Ora, Pilatos estava diante daquele que disse: “eu sou o caminho a verdade e a vida”, porém não conseguiu enxergá-la. Tinha a verdade ao alcance dos seus olhos, mas fora cegado pela sua ignorância. Quantos Juízes no, nos dias de hoje, também se encontram cegos e, embora vejam a verdade, não conseguem aplicá-la, muitas vezes, por interesse no resultado do processo.

Ora, se Pilatos não via nele crime por que não absolveu Jesus daquelas acusações infundadas? Se tinha dúvidas, por que o condenou?
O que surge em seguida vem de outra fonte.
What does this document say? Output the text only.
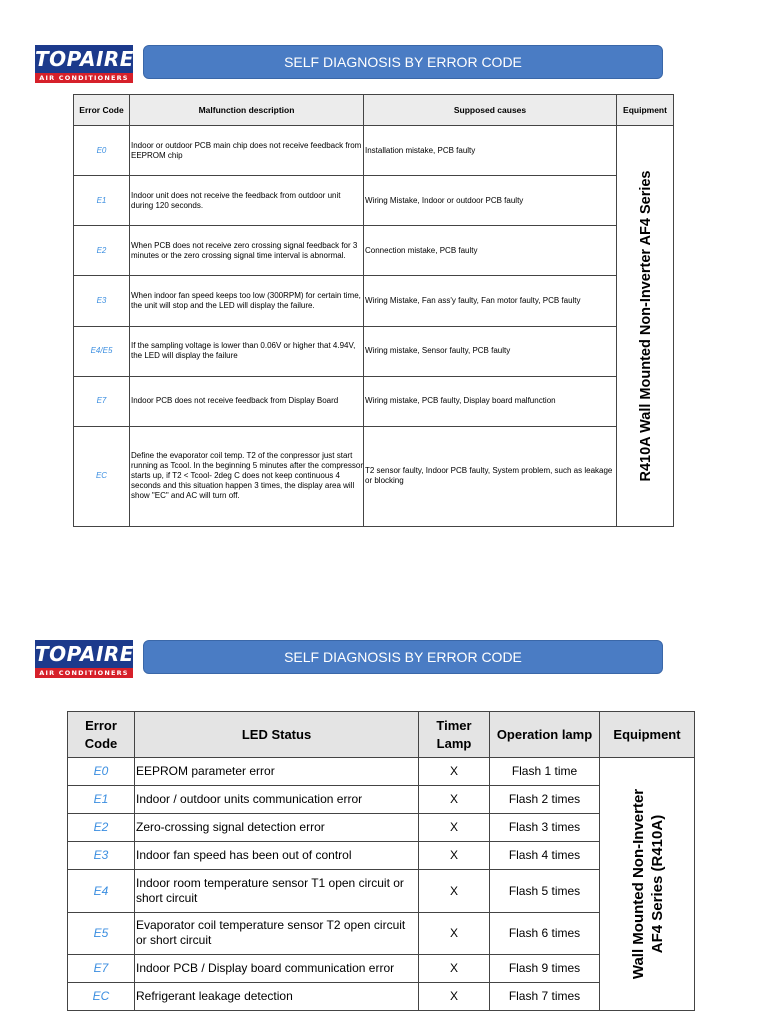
TOPAIRE
AIR CONDITIONERS
SELF DIAGNOSIS BY ERROR CODE
Error Code	Malfunction description	Supposed causes	Equipment
E0	Indoor or outdoor PCB main chip does not receive feedback from EEPROM chip	Installation mistake, PCB faulty	R410A Wall Mounted Non-Inverter AF4 Series

E1	Indoor unit does not receive the feedback from outdoor unit during 120 seconds.	Wiring Mistake, Indoor or outdoor PCB faulty	
E2	When PCB does not receive zero crossing signal feedback for 3 minutes or the zero crossing signal time interval is abnormal.	Connection mistake, PCB faulty	
E3	When indoor fan speed keeps too low (300RPM) for certain time, the unit will stop and the LED will display the failure.	Wiring Mistake, Fan ass'y faulty, Fan motor faulty, PCB faulty	
E4/E5	If the sampling voltage is lower than 0.06V or higher that 4.94V, the LED will display the failure	Wiring mistake, Sensor faulty, PCB faulty	
E7	Indoor PCB does not receive feedback from Display Board	Wiring mistake, PCB faulty, Display board malfunction	
EC	Define the evaporator coil temp. T2 of the conpressor just start running as Tcool. In the beginning 5 minutes after the compressor starts up, if T2 < Tcool- 2deg C does not keep continuous 4 seconds and this situation happen 3 times, the display area will show "EC" and AC will turn off.	T2 sensor faulty, Indoor PCB faulty, System problem, such as leakage or blocking	
TOPAIRE
AIR CONDITIONERS
SELF DIAGNOSIS BY ERROR CODE
Error Code	LED Status	Timer Lamp	Operation lamp	Equipment
E0	EEPROM parameter error	X	Flash 1 time	Wall Mounted Non-Inverter AF4 Series (R410A)

E1	Indoor / outdoor units communication error	X	Flash 2 times	
E2	Zero-crossing signal detection error	X	Flash 3 times	
E3	Indoor fan speed has been out of control	X	Flash 4 times	
E4	Indoor room temperature sensor T1 open circuit or short circuit	X	Flash 5 times	
E5	Evaporator coil temperature sensor T2 open circuit or short circuit	X	Flash 6 times	
E7	Indoor PCB / Display board communication error	X	Flash 9 times	
EC	Refrigerant leakage detection	X	Flash 7 times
Porque teve medo da reação popular, preferiu a “paz social” à verdadeira Justiça, condenar um inocente a causar uma revolta social.

O ato de lavar as mãos era um costume judaico que, quando usado legitimamente, era símbolo de absolvição de um homem inocente de qualquer implicação com uma morte injusta. Pilatos quando lava suas mãos com água límpida, suja-as, pela sua omissão, com o sangue de um homem inocente.

Jesus foi então levado à morte de forma mais vergonhosa possível: morte na cruz.

O processo de Jesus, desde sua prisão até sua condenação foi um mar de injustiças. Uma acusação baseada em testemunhas falsas e argentárias; julgamentos noturnos, inadmissíveis na Lei Judaica; ausência de juízes; interrogatórios realizados por agentes incompetentes, que não tinham jurisdição sobre Jesus; tribunais singulares; mudança da acusação no curso do processo, foram algumas das arbitrariedades perpetradas contra o Filho do Homem.

Apesar dos anos, o julgamento de Cristo permanece marcado na sociedade como um julgamento ilegal e violento, e os resquícios de ilegalidade ainda permanecem em muitos julgamentos atuais, quando a Justiça se mostra omissa e acovardada, assim como foi Pilatos.

Jesus, no fim da sua vida disse: “tenho sede”, hoje, ainda temos sede de Justiça... ao receber os pecados do mundo, Jesus disse: Eloí, Eloí, lamá sabactâni (Deus meu, Deus meu, por que me desamparaste?), hoje, esta frase ainda é ouvida por muitos homens que se encontram desamparados pela Justiça.